Healthcare employees care deeply about their patients and work extremely hard, navigating complex medical and ethical situations every day to give their patients great care. These workers also recognize when patients aren’t being treated up to the clinical or ethical standards required in the healthcare field. When this happens, healthcare employees should be able to report substandard care without fearing retaliation from their employer; no one should have to choose between their paycheck and doing the right thing for their patients. Thankfully, Minnesota law recognizes the bravery of healthcare workers advocating for their patients and protects them from retaliation.
The Minnesota Whistleblower Act protects employees who report “a situation in which the quality of health care services provided by a health care facility, organization, or health care provider violates a standard established by federal or state law or a professionally recognized national clinical or ethical standard and potentially places the public at risk of harm.”1 While this provision protects healthcare employees from retaliation when they report violations of professionally recognized clinical or ethical standards, it raises an important question:
What – legally – is a “professionally recognized national clinical or ethical standard”?

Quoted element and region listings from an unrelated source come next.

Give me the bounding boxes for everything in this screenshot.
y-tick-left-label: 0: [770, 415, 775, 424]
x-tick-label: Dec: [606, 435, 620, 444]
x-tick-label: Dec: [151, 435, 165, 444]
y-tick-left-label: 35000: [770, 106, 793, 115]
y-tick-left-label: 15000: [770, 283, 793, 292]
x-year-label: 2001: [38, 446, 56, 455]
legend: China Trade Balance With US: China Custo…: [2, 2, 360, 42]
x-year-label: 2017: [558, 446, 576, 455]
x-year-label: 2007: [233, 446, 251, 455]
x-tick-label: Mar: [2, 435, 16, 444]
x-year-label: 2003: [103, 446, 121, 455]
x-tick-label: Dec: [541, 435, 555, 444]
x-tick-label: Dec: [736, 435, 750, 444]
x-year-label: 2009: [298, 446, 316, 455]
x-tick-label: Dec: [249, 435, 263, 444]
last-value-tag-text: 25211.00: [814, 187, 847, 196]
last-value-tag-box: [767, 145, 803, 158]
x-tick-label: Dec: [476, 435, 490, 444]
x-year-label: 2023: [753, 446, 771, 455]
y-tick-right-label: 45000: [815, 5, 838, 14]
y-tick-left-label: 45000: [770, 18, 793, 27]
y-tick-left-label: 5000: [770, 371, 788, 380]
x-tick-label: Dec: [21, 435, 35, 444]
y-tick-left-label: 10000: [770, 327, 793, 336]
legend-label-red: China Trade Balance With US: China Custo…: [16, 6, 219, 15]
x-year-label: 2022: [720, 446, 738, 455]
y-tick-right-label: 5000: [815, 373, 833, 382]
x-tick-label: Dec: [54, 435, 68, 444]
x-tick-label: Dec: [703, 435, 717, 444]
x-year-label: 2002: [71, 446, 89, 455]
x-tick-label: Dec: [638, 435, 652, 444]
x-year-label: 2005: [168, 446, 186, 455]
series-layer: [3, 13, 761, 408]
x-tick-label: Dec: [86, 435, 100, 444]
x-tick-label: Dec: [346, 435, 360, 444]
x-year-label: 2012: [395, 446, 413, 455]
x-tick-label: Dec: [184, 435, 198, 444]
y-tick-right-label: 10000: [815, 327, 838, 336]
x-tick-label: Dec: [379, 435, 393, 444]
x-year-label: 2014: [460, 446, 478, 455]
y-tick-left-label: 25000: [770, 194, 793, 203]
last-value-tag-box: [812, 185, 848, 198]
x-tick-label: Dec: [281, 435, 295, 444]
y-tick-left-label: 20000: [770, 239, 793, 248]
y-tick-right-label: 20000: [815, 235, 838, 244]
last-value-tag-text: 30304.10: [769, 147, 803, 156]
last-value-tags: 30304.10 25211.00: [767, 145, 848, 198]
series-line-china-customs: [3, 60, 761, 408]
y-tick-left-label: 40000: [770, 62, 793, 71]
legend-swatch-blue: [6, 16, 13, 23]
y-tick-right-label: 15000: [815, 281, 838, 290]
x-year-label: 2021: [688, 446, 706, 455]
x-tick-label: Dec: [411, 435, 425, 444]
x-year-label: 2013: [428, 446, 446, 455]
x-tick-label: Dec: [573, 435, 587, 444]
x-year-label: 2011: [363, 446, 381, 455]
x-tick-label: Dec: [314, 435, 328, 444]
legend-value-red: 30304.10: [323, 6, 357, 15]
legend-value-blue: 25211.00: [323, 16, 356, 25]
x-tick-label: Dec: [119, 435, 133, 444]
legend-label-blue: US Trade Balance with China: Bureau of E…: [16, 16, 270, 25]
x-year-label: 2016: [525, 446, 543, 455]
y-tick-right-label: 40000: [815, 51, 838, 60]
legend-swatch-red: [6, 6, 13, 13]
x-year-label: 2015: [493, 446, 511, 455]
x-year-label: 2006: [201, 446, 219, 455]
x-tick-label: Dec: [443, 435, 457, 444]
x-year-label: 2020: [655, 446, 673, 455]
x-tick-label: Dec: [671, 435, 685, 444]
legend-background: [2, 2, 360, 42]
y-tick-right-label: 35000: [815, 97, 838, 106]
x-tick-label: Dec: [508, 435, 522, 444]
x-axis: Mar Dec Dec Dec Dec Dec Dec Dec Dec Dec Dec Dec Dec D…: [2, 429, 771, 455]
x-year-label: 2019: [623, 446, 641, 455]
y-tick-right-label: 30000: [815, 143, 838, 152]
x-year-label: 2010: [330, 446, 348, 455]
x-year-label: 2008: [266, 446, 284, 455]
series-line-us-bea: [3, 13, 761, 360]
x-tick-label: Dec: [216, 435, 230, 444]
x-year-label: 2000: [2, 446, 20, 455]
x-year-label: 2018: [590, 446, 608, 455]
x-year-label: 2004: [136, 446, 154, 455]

Clinical and ethical standards are guidelines defining how patients should be treated, including the medical care they receive and the respect they are afforded as human beings. While Minnesota law doesn’t specifically define “national clinical or ethical standard,” the Minnesota Court of Appeals recently held that a hospital employee’s complaint about the hospital being short-staffing was protected.2 The court, recognizing that staffing levels and patient safety are intertwined, relied on Minnesota’s statewide requirement that hospitals staff patient-care areas with “enough qualified personnel on duty to provide the standard of care and maintenance in the hospital which is necessary for [patient] well-being.” 3
In addition to safe staffing levels, other examples of national clinical or ethical standards include maintaining cleanly patient spaces, safely handling and distributing medications, attending to patient hygiene, and keeping accurate patient care and financial records, among many more. If a healthcare employee reports that the proper standards aren’t being met (a practice often referred to as “whistleblowing”), it is illegal for their employer to retaliate against them.
Unfortunately, healthcare employers often do retaliate against whistleblowers advocating for their patients to receive the dignified, safe treatment they deserve. When that happens, patient advocates need someone in their corner. At MSB Employment Justice, we fearlessly advocate for whistleblowers. We can help protect you while you work to protect your patients. Reach out to MSB if your employer has
retaliated against you for reporting patient safety issues or violations of clinical and ethical standards.
1 Minn. Stat. § 181.932, subd. 4.
2 Metcalf v. Allina Health System, No. A20-1620, 2021 WL 4059660 (Minn. Ct. App. Sept. 7, 2021).
3 Id. (citing Minn. R. 4640.0900, subp. 2).